If you remember only one thing from this class I want you to remember this concept and its implications for your life. THEATRICALITY is the quality of anything that captures an audience’s attention. It could be snappy and interesting dialogue. Or half-naked beautiful bodies. Or a python under a chair. Or an unexpected reveal. Or an explosion.
But theatricality is not limited to what happens on stage. Think about who and what might be trying to get your attention all the time. The media, corporations, advertisers, and many others are intent on capturing your attention because that will increase their ability to make money by selling you something, or getting you to read something so you’ll be exposed to people who want to sell you something. If The New York Times or Fox News — or any media outlet — is trying to capture your attention through theatrical means, does that mean they are always going to tell you the whole truth and nothing but the truth?

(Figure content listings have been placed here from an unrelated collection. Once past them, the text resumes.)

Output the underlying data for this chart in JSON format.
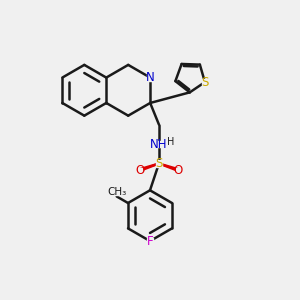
{
  "bg_color": "#f0f0f0",
  "bond_color": "#1a1a1a",
  "bond_width": 1.8,
  "atom_colors": {
    "N": "#0000cc",
    "NH": "#0000cc",
    "S": "#ccaa00",
    "O": "#dd0000",
    "F": "#cc00cc",
    "C": "#1a1a1a"
  },
  "fs": 8.5
}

I hope you can see that theatricality is a double-edged sword. On the one hand, it makes our entertainment worth watching. On the other hand, techniques originally developed in the service of fictional attention-grabbing now prevail across a wide swath of our culture, as various entities seek out our eyeballs and our attention.
Being aware of what theatricality is, and how it works to attract your attention, can give you the opportunity to make more active choices about where you direct your attention, and how you interpret the messages you receive. Don’t let your mind be colonized by people who know how to use theatricality to manipulate you: instead, see theatricality for what it is: a tried and true technique that seeks to harness the power of your attention.

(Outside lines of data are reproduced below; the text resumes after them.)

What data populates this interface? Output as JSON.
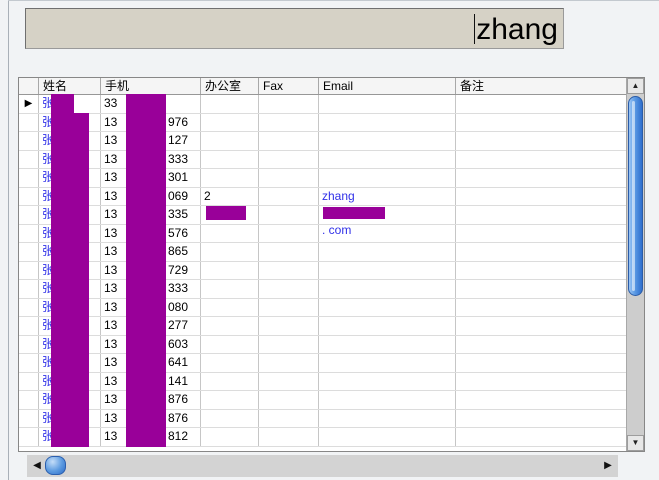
{
  "search": {
    "value": "zhang"
  },
  "grid": {
    "columns": [
      "姓名",
      "手机",
      "办公室",
      "Fax",
      "Email",
      "备注"
    ],
    "rows": [
      {
        "selected": true,
        "name": "张",
        "phone_prefix": "33",
        "phone_suffix": ""
      },
      {
        "selected": false,
        "name": "张",
        "phone_prefix": "13",
        "phone_suffix": "976"
      },
      {
        "selected": false,
        "name": "张",
        "phone_prefix": "13",
        "phone_suffix": "127"
      },
      {
        "selected": false,
        "name": "张",
        "phone_prefix": "13",
        "phone_suffix": "333"
      },
      {
        "selected": false,
        "name": "张",
        "phone_prefix": "13",
        "phone_suffix": "301"
      },
      {
        "selected": false,
        "name": "张",
        "phone_prefix": "13",
        "phone_suffix": "069",
        "office_prefix": "2",
        "email_prefix": "zhang",
        "email_suffix": ". com"
      },
      {
        "selected": false,
        "name": "张",
        "phone_prefix": "13",
        "phone_suffix": "335"
      },
      {
        "selected": false,
        "name": "张",
        "phone_prefix": "13",
        "phone_suffix": "576"
      },
      {
        "selected": false,
        "name": "张",
        "phone_prefix": "13",
        "phone_suffix": "865"
      },
      {
        "selected": false,
        "name": "张",
        "phone_prefix": "13",
        "phone_suffix": "729"
      },
      {
        "selected": false,
        "name": "张",
        "phone_prefix": "13",
        "phone_suffix": "333"
      },
      {
        "selected": false,
        "name": "张",
        "phone_prefix": "13",
        "phone_suffix": "080"
      },
      {
        "selected": false,
        "name": "张",
        "phone_prefix": "13",
        "phone_suffix": "277"
      },
      {
        "selected": false,
        "name": "张",
        "phone_prefix": "13",
        "phone_suffix": "603"
      },
      {
        "selected": false,
        "name": "张",
        "phone_prefix": "13",
        "phone_suffix": "641"
      },
      {
        "selected": false,
        "name": "张",
        "phone_prefix": "13",
        "phone_suffix": "141"
      },
      {
        "selected": false,
        "name": "张",
        "phone_prefix": "13",
        "phone_suffix": "876"
      },
      {
        "selected": false,
        "name": "张",
        "phone_prefix": "13",
        "phone_suffix": "876"
      },
      {
        "selected": false,
        "name": "张",
        "phone_prefix": "13",
        "phone_suffix": "812"
      }
    ]
  },
  "icons": {
    "row_selector": "▶",
    "up": "▲",
    "down": "▼",
    "left": "◀",
    "right": "▶"
  },
  "colors": {
    "redaction": "#990099",
    "link_blue": "#3030e8",
    "search_bg": "#d6d2c6",
    "thumb_blue": "#2f6fce"
  }
}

Now that we know about theatre and theatricality, let’s talk a little bit about the audience.
Your book divides the audience experience into two kinds:
Your individual experience as an audience member is shaped by many things: who you are, your personality, your background, your past experiences, and your expectations regarding what you’re about to experience. That is, if you have attended a lot of live theatre, you may have a different set of expectations given that you know more about the form and the kinds of things that might happen, say in a musical, than someone who has never been to live theatre before. As an audience member, your individual perspective has an important influence on the experience you ultimately have in the theatre. That is to say, your attitude can definitely affect what kind of time you have in the theatre. Start with a, “wow, what will I see I’ve never seen before?” attitude, and that will make all the difference from someone who says, “Oh, man, this is boring, I wanna be home playing video games.” The starting point for each individual matters.

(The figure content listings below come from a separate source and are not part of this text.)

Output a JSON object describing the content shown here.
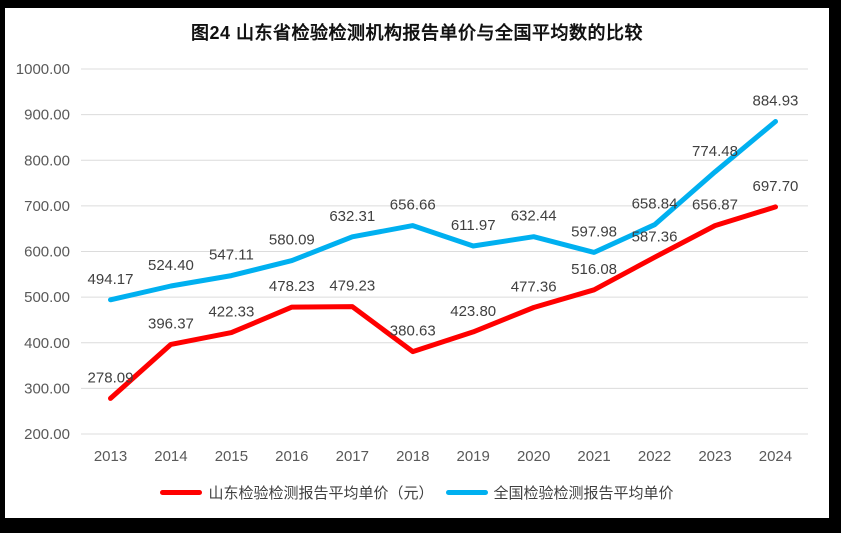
{
  "chart_data": {
    "type": "line",
    "title": "图24  山东省检验检测机构报告单价与全国平均数的比较",
    "categories": [
      "2013",
      "2014",
      "2015",
      "2016",
      "2017",
      "2018",
      "2019",
      "2020",
      "2021",
      "2022",
      "2023",
      "2024"
    ],
    "series": [
      {
        "id": "shandong",
        "name": "山东检验检测报告平均单价（元）",
        "color": "#ff0000",
        "values": [
          278.09,
          396.37,
          422.33,
          478.23,
          479.23,
          380.63,
          423.8,
          477.36,
          516.08,
          587.36,
          656.87,
          697.7
        ]
      },
      {
        "id": "national",
        "name": "全国检验检测报告平均单价",
        "color": "#00b0f0",
        "values": [
          494.17,
          524.4,
          547.11,
          580.09,
          632.31,
          656.66,
          611.97,
          632.44,
          597.98,
          658.84,
          774.48,
          884.93
        ]
      }
    ],
    "xlabel": "",
    "ylabel": "",
    "ylim": [
      200,
      1000
    ],
    "ytick_step": 100,
    "ytick_labels": [
      "1000.00",
      "900.00",
      "800.00",
      "700.00",
      "600.00",
      "500.00",
      "400.00",
      "300.00",
      "200.00"
    ],
    "grid": true,
    "data_labels": true,
    "legend_position": "bottom",
    "colors": {
      "grid": "#dcdcdc",
      "tick_text": "#595959",
      "data_label_text": "#404040",
      "title_text": "#111111",
      "frame": "#000000",
      "plot_background": "#ffffff"
    }
  }
}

As a group, though, the individuals in the audience combine to create what Gustave Le Bon termed the “collective mind.” That is, an audience may be made up of diverse individuals, but that audience also has collective characteristics and collective behavior that may be very different from the individuals who compose it.
In this discussion, I want you to post about two things.
1) Think about your own experiences at live performances. What one or two things still stick in your memory about those experiences? I want you to select the most memorable one or two moments of your live performance experience, and try to come up with some reasons why you remember those moments so clearly. Please share them with us.
2) Now turn your attention away from live performance, and to your favorite TV shows, films, YouTube series, absolutely ANYTHING you love to watch on a screen. What are your favorites? And most importantly, WHY do you like them so much? Be as specific as you can when you share your favorites with us.